One night at the end of my intern year working in the newborn nursery of Houston’s Ben Taub Hospital, I was called to see a young baby with rapid breathing. After an efficient exam, I ordered a chest X-ray. When I returned to the baby’s bedside to review the film, I arched back and held up the X-ray to the fluorescent light above me. After studying it for a few seconds, I called it normal and diagnosed transient tachypnea (passing rapid breathing) of the newborn, a benign condition. Then I went off in search of a couple hours of sleep.
Morning rounds began a couple of hours later in the neonatal intensive care unit. My team was gathered around an infant warmer, tending to a baby with rapid breathing that had become significantly worse overnight. His transfer to a higher level of care was the result of air leaking into the space between the lung and the chest wall (a condition known as pneumothorax) that had been missed by the intern on call — me.
As I elbowed my way to the baby warmer, I tried desperately to offer some kind of explanation, but immediately recognized that the story wasn’t about me but the baby previously under my care. My excuses and rationalization did nothing to improve his situation.
Beyond the immediate guilt of overlooking a diagnosis, I felt the shame that comes from the professional exposure of failure. I pulled aside my supervising resident physician, who was attending to the baby. We talked about my assessment of the baby and where I had fallen short. She discreetly but directly covered the consequences of moving too quickly and viewing an X-ray through the dingy overhead light of a county hospital. She recognized that I had learned from my failure the most important lesson it could have taught me.
Medical internship is a remarkable time. In the course of a year, a person moves from being a brand-new medical school graduate to an almost independently thinking physician. The transformation brings a level of confidence that has you believing you can see a sliver of air between the chest and lung through the glare of a fluorescent light.
Like me, all clinicians have that moment when they face their vulnerability. It’s that moment when one’s sense of self-importance and mastery is overshadowed by the reality of not really knowing all that much. This recognition of vulnerability is what separates the intern from the master clinician who recognizes his or her limitations and operates with a balanced kind of humility.
What one chooses to do at that moment of failure is vitally important.
Harming a patient by a misdiagnosis or an incorrect treatment is terrible for the patient. But it has tremendous value to the perpetrator when his or her heart is open to what the harm means. How it is processed not only reflects the individual’s character, but more importantly presages the kind of caregiver he or she is likely to become. The humility and grace that can come from making public mistakes are professional traits indispensable in a profession of uncertainty. The entitlement that too often holds young doctors from personal accountability can emerge as a dangerous habit.
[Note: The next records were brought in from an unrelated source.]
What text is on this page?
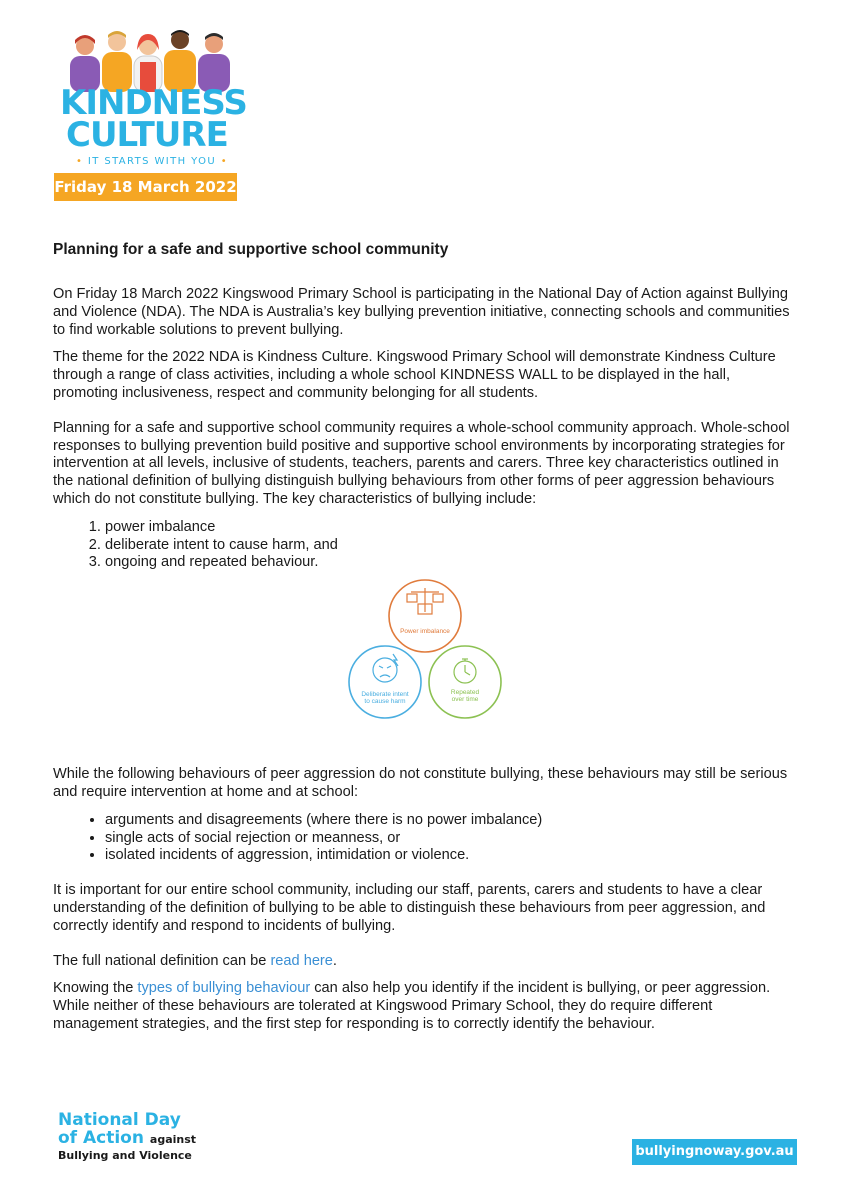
KINDNESS
CULTURE
• IT STARTS WITH YOU •
Friday 18 March 2022
Planning for a safe and supportive school community

On Friday 18 March 2022 Kingswood Primary School is participating in the National Day of Action against Bullying and Violence (NDA). The NDA is Australia’s key bullying prevention initiative, connecting schools and communities to find workable solutions to prevent bullying.

The theme for the 2022 NDA is Kindness Culture. Kingswood Primary School will demonstrate Kindness Culture through a range of class activities, including a whole school KINDNESS WALL to be displayed in the hall, promoting inclusiveness, respect and community belonging for all students.

Planning for a safe and supportive school community requires a whole-school community approach. Whole-school responses to bullying prevention build positive and supportive school environments by incorporating strategies for intervention at all levels, inclusive of students, teachers, parents and carers. Three key characteristics outlined in the national definition of bullying distinguish bullying behaviours from other forms of peer aggression behaviours which do not constitute bullying. The key characteristics of bullying include:

1. power imbalance
2. deliberate intent to cause harm, and
3. ongoing and repeated behaviour.
Power imbalance
Deliberate intent
to cause harm
Repeated
over time

While the following behaviours of peer aggression do not constitute bullying, these behaviours may still be serious and require intervention at home and at school:

• arguments and disagreements (where there is no power imbalance)
• single acts of social rejection or meanness, or
• isolated incidents of aggression, intimidation or violence.

It is important for our entire school community, including our staff, parents, carers and students to have a clear understanding of the definition of bullying to be able to distinguish these behaviours from peer aggression, and correctly identify and respond to incidents of bullying.

The full national definition can be read here.

Knowing the types of bullying behaviour can also help you identify if the incident is bullying, or peer aggression. While neither of these behaviours are tolerated at Kingswood Primary School, they do require different management strategies, and the first step for responding is to correctly identify the behaviour.

National Day
of Action against
Bullying and Violence	bullyingnoway.gov.au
The way that peers and supervisors respond to a learner’s failure also represents a critical point in the process of professional development. The growth that comes from facing one’s limitations can’t happen alone. It requires a community intentionally committed to cultivating the soft skills of introspection and humility. This kind of realization and public exposure of our own shortcomings can be jarring to a young professional mind. Training environments that breed disregard for the process of human adaption to failure do their part to help young doctors miss the opportunity of learning about vulnerability.
Humility is the personal trait of being other-focused. And it’s almost impossible to learn without the experience of full-frontal failure before those you trust and who trust you.
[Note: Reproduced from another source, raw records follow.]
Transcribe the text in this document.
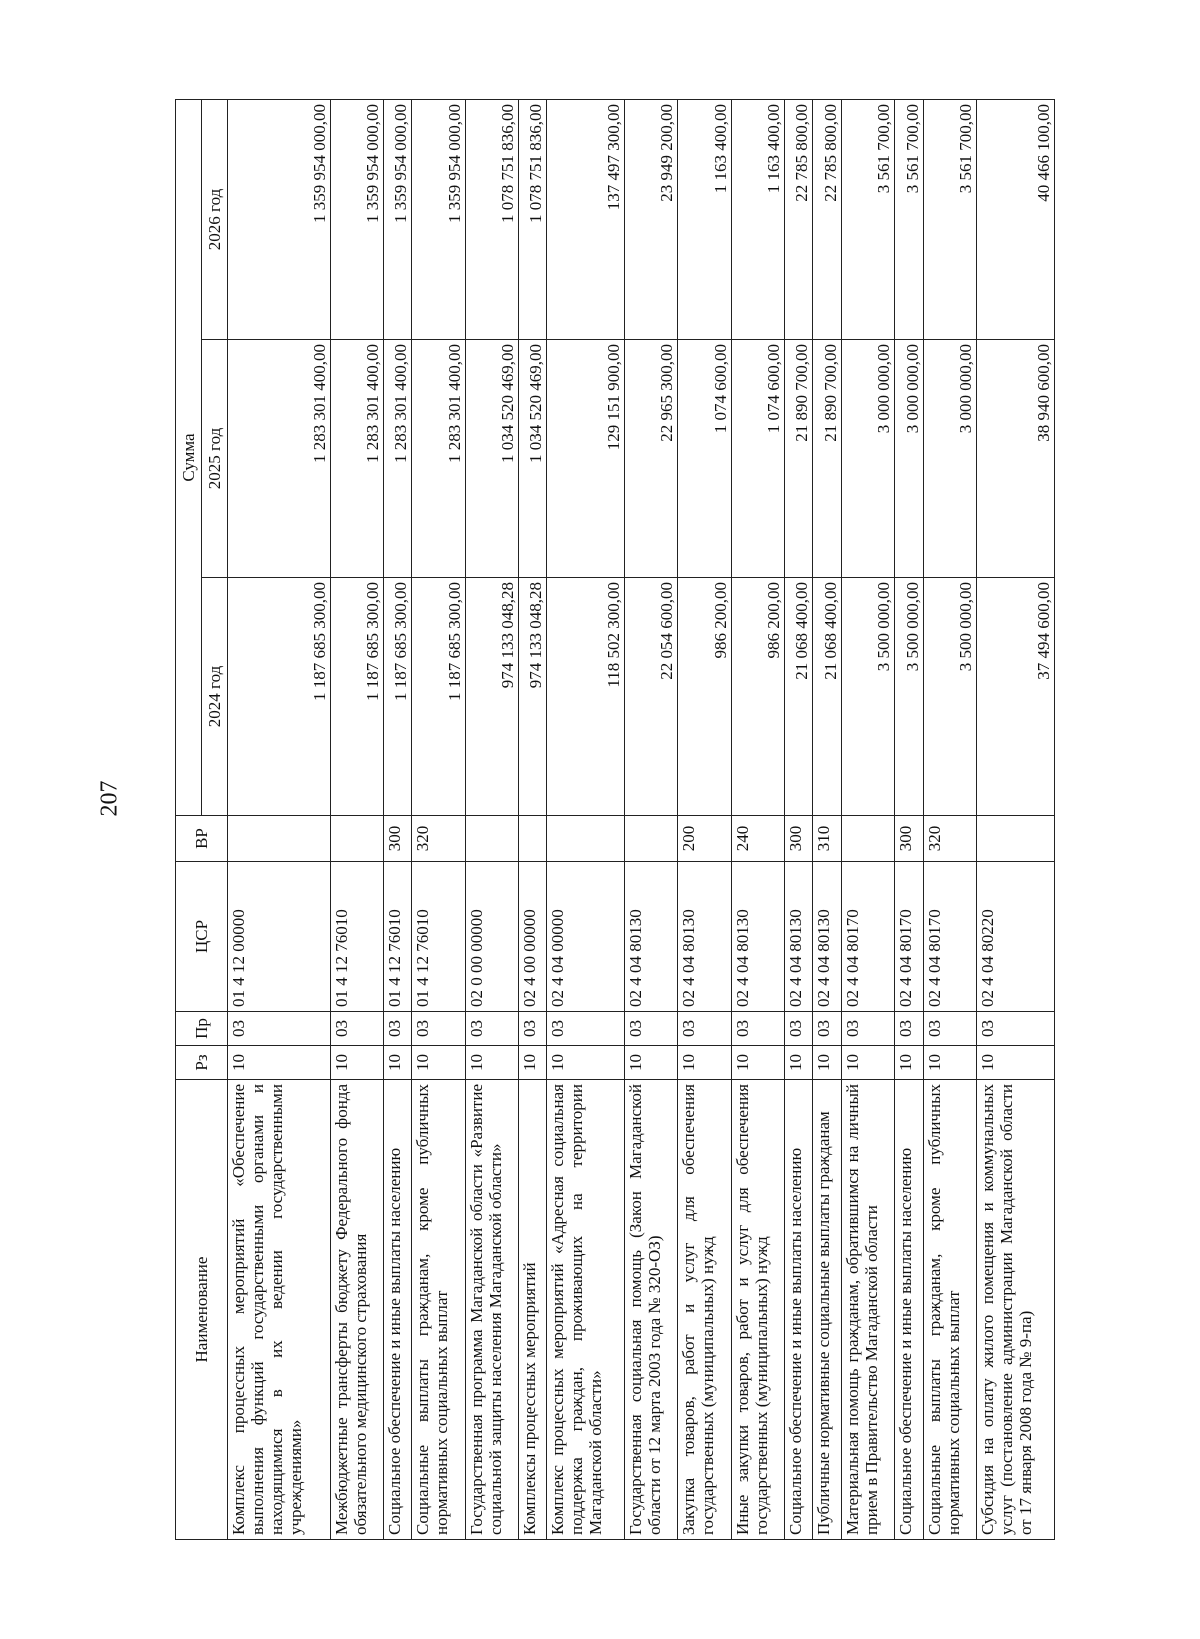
207
Наименование	Рз	Пр	ЦСР	ВР	Сумма		
					2024 год	2025 год	2026 год
Комплекс процессных мероприятий «Обеспечение выполнения функций государственными органами и находящимися в их ведении государственными учреждениями»	10	03	01 4 12 00000		1 187 685 300,00	1 283 301 400,00	1 359 954 000,00
Межбюджетные трансферты бюджету Федерального фонда обязательного медицинского страхования	10	03	01 4 12 76010		1 187 685 300,00	1 283 301 400,00	1 359 954 000,00
Социальное обеспечение и иные выплаты населению	10	03	01 4 12 76010	300	1 187 685 300,00	1 283 301 400,00	1 359 954 000,00
Социальные выплаты гражданам, кроме публичных нормативных социальных выплат	10	03	01 4 12 76010	320	1 187 685 300,00	1 283 301 400,00	1 359 954 000,00
Государственная программа Магаданской области «Развитие социальной защиты населения Магаданской области»	10	03	02 0 00 00000		974 133 048,28	1 034 520 469,00	1 078 751 836,00
Комплексы процессных мероприятий	10	03	02 4 00 00000		974 133 048,28	1 034 520 469,00	1 078 751 836,00
Комплекс процессных мероприятий «Адресная социальная поддержка граждан, проживающих на территории Магаданской области»	10	03	02 4 04 00000		118 502 300,00	129 151 900,00	137 497 300,00
Государственная социальная помощь (Закон Магаданской области от 12 марта 2003 года № 320-ОЗ)	10	03	02 4 04 80130		22 054 600,00	22 965 300,00	23 949 200,00
Закупка товаров, работ и услуг для обеспечения государственных (муниципальных) нужд	10	03	02 4 04 80130	200	986 200,00	1 074 600,00	1 163 400,00
Иные закупки товаров, работ и услуг для обеспечения государственных (муниципальных) нужд	10	03	02 4 04 80130	240	986 200,00	1 074 600,00	1 163 400,00
Социальное обеспечение и иные выплаты населению	10	03	02 4 04 80130	300	21 068 400,00	21 890 700,00	22 785 800,00
Публичные нормативные социальные выплаты гражданам	10	03	02 4 04 80130	310	21 068 400,00	21 890 700,00	22 785 800,00
Материальная помощь гражданам, обратившимся на личный прием в Правительство Магаданской области	10	03	02 4 04 80170		3 500 000,00	3 000 000,00	3 561 700,00
Социальное обеспечение и иные выплаты населению	10	03	02 4 04 80170	300	3 500 000,00	3 000 000,00	3 561 700,00
Социальные выплаты гражданам, кроме публичных нормативных социальных выплат	10	03	02 4 04 80170	320	3 500 000,00	3 000 000,00	3 561 700,00
Субсидия на оплату жилого помещения и коммунальных услуг (постановление администрации Магаданской области от 17 января 2008 года № 9-па)	10	03	02 4 04 80220		37 494 600,00	38 940 600,00	40 466 100,00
Bryan Vartabedian, MD, is an assistant professor of pediatrics at Baylor College of Medicine in Houston and an attending physician at Texas Children’s Hospital, both in Houston, and author of “Looking Out for Number Two.”
Your story reminds me of the many ways, beyond the clinical setting, that we all fail to engage with our fellow human beings, make quick judgments with no follow-up. Let’s thoughtfully engage over time rather than quickly leave our fellow human beings to move on to the next case/situation.
Very well written. Amazing how those episodes of human failing stay with us to forever remind us of our own vulnerability and need for humility as a protection for those we serve.
Thank you, Dr. Vartabedian, for sharing these kinds of insights. Over the years I’ve had clinicians who were arrogant jerks, never admitting they screwed up when I got infections from completely unnecessary procedures, as well as other doctors who had warm hearts and would discreetly admit at times that they didn’t always have the answer. As a cancer immunotherapy researcher, I will try to endeavor to always be honest with my future patients, even if there are times when I can’t do a damn thing to help them. They deserve no less.